This all quite effectively lulls us into a false sense of security. Varda knows quite well what she’s doing. As an audience, we want to believe this is what life is like, but we are privy to a movie and so something must change…If there is a source of drama, it’s when the man starts to flirt with a local telephone operator Emilie (Marie-France Boyer). Even this tête-à-tête is light and affable. They feel innocent enough. Hardly prepared to wreck a home.
His wife and his lover aren’t mirror images exactly — they look different — but Varda does very little to distinguish their visible traits (ie. blonde vs. brunette or juxtaposed costuming choices). They’re both pretty young blondes, affable, draped in bright colors. It feels like a curious coincidence until it builds into something more.
This trifling love affair morphs into exactly the kind of circumstances the exterior does its best to dispel. Surely infidelity does not have license to break into such reverie and tear a family apart. This does not fit with the perfect marital equation or the glorious mise en scene.
So we begin to discover a kind of perturbing even disheartening dissonance about the picture as it continues to break with reality. It builds and begins to ambush us with new contradictions.
Here is a man deliriously happy, both with his wife and then with another woman. He assures his new love, “I have enough joy for both of you. Happiness works by addition.” Then when he cordially breaks it to his wife he says, It’s as if he has 10 arms to love her and he has extra arms (to love someone else).
It doesn’t matter how emphatically or candidly he says those words. They come off poorly. Even as he continues to live in his rapturous dream world without consequence, for the first time the words ring out in the landscape with an inherent hollowness. It’s yet another signal of paradise lost. We have hit upon a point of no return.
Le Bonheur is devastating in a manner that I never would have imagined. Because Varda finally does allow the film’s glorious bliss to crack even if the tone and coloring never waver or fade. The way the young carpenter relives one horrifying moment over and over again in front of the camera feels reminiscent of C.S. Lewis when he wrote about grief and how “The same leg is cut off time after time.”
However, now we have a suspicion of where it might go. The final few minutes of Le Bonheur are not a total surprise; they do feel like a shocking betrayal of our initial assumptions. This is not a criticism; it simply shows how effectively the movie evolves over time while maintaining a certain surface-level palatability. It’s ceaselessly beautiful to look at even as the currents turn.

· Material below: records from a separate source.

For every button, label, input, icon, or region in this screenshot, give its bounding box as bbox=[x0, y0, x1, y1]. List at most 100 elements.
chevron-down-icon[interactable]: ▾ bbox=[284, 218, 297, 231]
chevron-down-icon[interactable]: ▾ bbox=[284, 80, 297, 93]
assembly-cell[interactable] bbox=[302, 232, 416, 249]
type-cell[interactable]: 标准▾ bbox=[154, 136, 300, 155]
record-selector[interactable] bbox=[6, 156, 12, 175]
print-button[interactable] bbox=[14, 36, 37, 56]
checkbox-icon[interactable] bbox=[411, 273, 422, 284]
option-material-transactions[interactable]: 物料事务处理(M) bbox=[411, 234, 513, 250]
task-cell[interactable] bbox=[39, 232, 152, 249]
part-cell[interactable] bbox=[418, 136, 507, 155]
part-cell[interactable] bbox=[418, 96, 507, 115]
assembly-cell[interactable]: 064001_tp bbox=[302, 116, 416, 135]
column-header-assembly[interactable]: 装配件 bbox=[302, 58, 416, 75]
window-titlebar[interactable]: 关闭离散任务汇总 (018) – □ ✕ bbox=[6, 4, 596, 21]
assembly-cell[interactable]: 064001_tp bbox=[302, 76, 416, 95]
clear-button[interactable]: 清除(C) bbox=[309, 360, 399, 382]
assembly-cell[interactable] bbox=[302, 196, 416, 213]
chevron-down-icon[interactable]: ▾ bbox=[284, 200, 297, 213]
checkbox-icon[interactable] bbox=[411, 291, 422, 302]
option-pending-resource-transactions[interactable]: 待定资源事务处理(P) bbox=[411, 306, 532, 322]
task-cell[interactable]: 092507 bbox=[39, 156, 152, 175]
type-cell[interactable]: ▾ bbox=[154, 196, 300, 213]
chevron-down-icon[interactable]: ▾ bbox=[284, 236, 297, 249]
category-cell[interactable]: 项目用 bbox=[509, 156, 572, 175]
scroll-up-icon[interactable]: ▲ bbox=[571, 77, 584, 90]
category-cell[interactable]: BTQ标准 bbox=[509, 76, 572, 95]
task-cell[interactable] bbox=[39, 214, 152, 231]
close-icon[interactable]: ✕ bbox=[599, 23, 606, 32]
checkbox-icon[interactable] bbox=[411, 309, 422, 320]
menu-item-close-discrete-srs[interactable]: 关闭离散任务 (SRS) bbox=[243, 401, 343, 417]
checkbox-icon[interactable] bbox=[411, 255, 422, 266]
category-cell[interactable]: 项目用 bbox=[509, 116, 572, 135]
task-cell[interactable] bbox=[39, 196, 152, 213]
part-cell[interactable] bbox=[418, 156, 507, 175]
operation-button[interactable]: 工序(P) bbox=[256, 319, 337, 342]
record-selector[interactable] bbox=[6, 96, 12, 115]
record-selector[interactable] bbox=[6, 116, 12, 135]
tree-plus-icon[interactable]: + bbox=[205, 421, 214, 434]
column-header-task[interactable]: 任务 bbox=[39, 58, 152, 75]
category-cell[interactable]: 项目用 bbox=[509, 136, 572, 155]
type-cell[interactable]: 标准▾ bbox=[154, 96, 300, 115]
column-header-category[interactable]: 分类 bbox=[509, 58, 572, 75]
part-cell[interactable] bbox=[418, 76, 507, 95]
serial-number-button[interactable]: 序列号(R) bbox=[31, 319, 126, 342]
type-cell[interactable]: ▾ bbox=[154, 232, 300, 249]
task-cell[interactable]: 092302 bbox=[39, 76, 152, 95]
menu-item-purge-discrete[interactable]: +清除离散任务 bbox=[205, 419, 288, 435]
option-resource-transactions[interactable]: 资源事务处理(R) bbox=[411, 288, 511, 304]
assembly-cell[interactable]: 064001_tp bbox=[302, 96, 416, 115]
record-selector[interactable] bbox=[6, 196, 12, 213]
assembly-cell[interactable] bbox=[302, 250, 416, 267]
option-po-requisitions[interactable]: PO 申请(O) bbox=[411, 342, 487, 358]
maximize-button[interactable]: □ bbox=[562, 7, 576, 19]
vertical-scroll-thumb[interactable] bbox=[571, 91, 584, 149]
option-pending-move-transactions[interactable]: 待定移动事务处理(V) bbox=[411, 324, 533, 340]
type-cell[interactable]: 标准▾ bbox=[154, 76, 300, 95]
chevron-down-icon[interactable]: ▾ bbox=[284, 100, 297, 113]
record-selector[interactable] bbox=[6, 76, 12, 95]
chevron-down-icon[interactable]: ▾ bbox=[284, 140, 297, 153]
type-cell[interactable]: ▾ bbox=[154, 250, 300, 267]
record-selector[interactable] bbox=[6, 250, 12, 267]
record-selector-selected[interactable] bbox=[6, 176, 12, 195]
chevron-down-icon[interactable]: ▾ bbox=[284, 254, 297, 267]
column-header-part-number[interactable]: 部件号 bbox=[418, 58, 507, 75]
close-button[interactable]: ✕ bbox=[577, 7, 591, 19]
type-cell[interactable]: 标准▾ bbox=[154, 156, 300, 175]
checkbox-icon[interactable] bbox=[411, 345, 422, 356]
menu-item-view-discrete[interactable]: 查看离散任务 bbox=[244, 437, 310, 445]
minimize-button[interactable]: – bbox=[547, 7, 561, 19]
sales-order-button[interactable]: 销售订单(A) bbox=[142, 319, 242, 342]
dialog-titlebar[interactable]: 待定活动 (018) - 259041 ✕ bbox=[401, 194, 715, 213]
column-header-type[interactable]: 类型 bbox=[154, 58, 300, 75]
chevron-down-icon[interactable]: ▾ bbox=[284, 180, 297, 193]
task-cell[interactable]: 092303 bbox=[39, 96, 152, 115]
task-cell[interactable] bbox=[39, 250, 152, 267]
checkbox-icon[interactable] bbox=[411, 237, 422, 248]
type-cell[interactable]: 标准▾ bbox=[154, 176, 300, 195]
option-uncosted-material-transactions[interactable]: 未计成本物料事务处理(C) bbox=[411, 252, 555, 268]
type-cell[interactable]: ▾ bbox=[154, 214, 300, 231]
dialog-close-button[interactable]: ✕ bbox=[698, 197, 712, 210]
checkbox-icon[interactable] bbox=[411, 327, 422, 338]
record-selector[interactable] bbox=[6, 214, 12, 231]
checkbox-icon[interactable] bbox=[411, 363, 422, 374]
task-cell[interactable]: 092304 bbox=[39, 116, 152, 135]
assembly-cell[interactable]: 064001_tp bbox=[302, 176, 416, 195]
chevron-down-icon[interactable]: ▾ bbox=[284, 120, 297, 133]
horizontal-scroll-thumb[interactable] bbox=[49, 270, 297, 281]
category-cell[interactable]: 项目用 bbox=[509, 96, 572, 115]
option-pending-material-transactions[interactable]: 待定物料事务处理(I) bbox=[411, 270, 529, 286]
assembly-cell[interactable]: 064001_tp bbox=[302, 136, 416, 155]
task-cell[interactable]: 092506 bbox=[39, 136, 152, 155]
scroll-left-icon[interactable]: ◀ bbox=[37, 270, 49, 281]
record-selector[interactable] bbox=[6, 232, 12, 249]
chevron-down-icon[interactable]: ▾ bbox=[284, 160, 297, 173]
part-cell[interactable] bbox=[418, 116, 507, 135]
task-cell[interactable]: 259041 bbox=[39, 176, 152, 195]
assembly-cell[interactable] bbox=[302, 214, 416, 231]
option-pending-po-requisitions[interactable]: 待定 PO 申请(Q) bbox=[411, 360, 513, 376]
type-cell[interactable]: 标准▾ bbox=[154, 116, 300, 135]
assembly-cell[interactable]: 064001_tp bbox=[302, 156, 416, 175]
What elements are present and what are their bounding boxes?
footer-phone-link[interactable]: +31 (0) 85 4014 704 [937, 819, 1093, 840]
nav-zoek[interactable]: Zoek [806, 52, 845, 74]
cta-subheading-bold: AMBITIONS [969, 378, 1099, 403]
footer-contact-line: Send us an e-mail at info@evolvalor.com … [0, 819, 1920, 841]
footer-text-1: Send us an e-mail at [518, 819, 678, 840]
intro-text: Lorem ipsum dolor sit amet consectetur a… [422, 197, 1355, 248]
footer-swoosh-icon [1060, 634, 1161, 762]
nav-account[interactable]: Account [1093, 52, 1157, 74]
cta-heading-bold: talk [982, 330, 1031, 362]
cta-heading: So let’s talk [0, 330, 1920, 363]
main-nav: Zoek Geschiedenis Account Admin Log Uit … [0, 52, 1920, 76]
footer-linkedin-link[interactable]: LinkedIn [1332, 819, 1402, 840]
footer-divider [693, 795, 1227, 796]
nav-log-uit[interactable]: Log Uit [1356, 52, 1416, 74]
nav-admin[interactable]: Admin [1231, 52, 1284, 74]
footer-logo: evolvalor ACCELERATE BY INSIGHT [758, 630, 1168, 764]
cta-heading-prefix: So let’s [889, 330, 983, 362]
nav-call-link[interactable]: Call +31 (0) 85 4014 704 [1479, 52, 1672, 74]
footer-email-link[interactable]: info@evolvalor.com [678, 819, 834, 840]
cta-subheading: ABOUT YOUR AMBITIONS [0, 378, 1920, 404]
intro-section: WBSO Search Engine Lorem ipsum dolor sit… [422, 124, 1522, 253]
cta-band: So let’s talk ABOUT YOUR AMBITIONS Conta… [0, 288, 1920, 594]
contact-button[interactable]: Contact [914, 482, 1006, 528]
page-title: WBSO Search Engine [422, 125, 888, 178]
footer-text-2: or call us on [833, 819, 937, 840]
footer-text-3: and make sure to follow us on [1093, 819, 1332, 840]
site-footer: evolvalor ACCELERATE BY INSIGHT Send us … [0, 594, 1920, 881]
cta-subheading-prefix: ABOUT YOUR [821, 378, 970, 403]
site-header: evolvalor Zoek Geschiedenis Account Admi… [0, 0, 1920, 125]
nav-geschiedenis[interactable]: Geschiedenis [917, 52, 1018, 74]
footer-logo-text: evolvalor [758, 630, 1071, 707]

Whatever its reputation, Le Bonheur feels commensurate with some of the most unnerving psychological horror films and thrillers I’ve seen through the ages. I think of the uneasy denouement of Gone Girl or the unsettling conspiracies in Rosemary’s Baby or Get Out. The curious part is how the perpetrators have no idea what they have done. It’s not a film of premeditated plots, more “happy” accidents, and this in itself is terrifying.
Because we have the same set dressings, the same motifs — almost everything feels the same — but we have an entirely different context. If we’ve settled back into a comforting equilibrium, then something almost imperceptible grates at us. Something has soured with the happiness set before us. It establishes a level of disquietude I won’t forget for some time. Surely something is not right here. I leave it to each viewer to reconcile it for themselves.